What did your father do for a living? And why did he have such a large book collection?

My father was a social worker who interviewed applicants for welfare benefits to determine if they qualified. He was an only child raised in the Depression who indulged in a book and music collection when he was finally able to.

Is your father’s literary influence the reason you’ve included a collection of books for sale in your Soho store? Are there books in all your stores?

There’s a similar selection in all the stores—I shop for them myself. For better or worse, I wanted to create my own world in the stores, and the book and DVD selections help complete the total picture. The big picture is important to me. I want people to know and feel that it’s a very personal expression they’re experiencing. Not a committee or team decision.

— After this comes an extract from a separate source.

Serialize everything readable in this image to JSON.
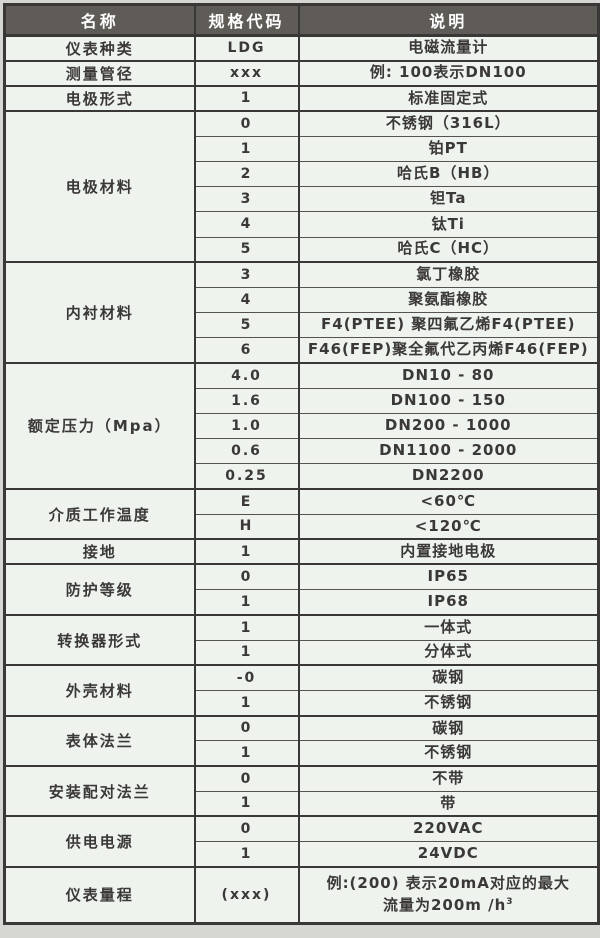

You’re originally from Porterville, California, a town near Bakersfield, which, as a native southern Californian myself, strikes me as dusty, flat, and unglamorous. How did you go from there to where you are now?

Since we lived in a small, very conservative town, I clung to the exoticism and sophistication of the French stuff—Pierre Loti, Proust, Huysmans, de Sade … I never even had the imagination to dream that I would someday live in the same neighborhood as Montesquiou had.

Were your schoolteachers impressed by your precociousness?

Impressed or repelled. Sometimes it blurred.

Your store carries the autobiography of poet Edith Sitwell, who writes of “black capes and black Andalusian hats” and was once described by Evelyn Waugh as “swathed in black like a sixteenth-century infanta.” To what extent are your fashion designs influenced by literature?

I can’t think of a specific example of being inspired regarding fashion, except for my having gone to Catholic school; I think I see the influence of all those saints dragging their robes through dusty temples, focused on spiritual purity. I’m not spiritual at all but love the romance of longing for and working toward it.

Describe your reading habits.

I’m kind of stuck in the past. After years of frustration and sweat in trying to survive as a designer, once I got going, it was like stepping onto a freight train. I haven’t had the focus to sit and really read in years. I keep buying books and putting them on the shelves for “later.” I can only absorb soft things like biographies—Eileen Grey, Albert Speers, and Sarah Barnhart being the most recent … and I skim a lot. I’m not complaining. I had wonderful years to read and now I have the opportunity to act and express, and I’m taking full advantage of the moment. I hope that when it’s over I’ll be able to slow down and enjoy the library I’m building and maybe re-enjoy the library I’ll inherit from my father.